Study design: a prospective study analysing 31 surgically removed retraction pockets.
Department: University Hospital, Children's Medical Centre Methods: Retraction pockets processed by a standard process for immunohistochemical analysis. The observed findings were specified using antibodies CD45 LCA (leukocyte common antigen), CD31 (platelet endothelial cell adhesion molecule), D2-40 (marker of lymphatic endothelium), MMP9 (marker of degradation of connective tissue extracellular matrix) and Ki67 (cellular marker of proliferation).

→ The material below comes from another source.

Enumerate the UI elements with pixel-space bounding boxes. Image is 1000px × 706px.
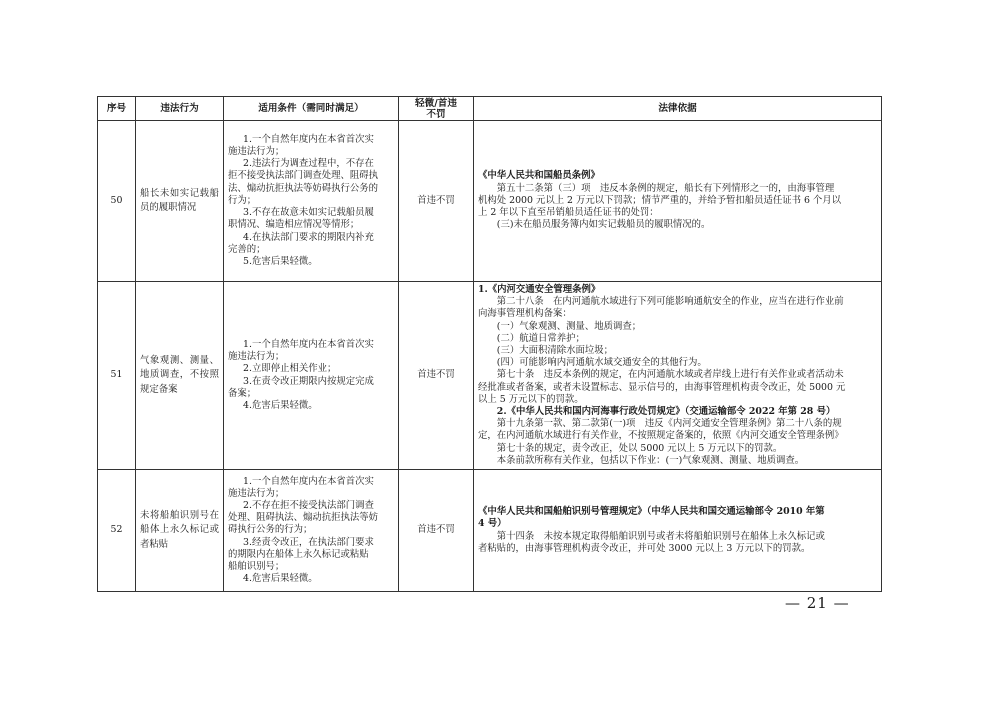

Results: All observed parameters except for MMP9 had a significantly higher incidence in retraction pocket stage III compared to stage II according to Charachon.
Conclusion: We described immunohistochemical signs of retraction pocket pars tensa of tympanic membrane in children resulting in cholesteatoma. All the observed signs occur in the structure of matrix and perimatrix of cholesteatoma. A significantly higher incidence of all observed parameters except from MMP9 was proved in retraction pocket stage III, unlike in stage II. This observation proves the fact that retraction pocket is a progressive disease and is a procholesteatoma stage.
Keywords: Chidren; Cholesteatoma; Immunohistochemistry; Pars tensa; Retraction pocket.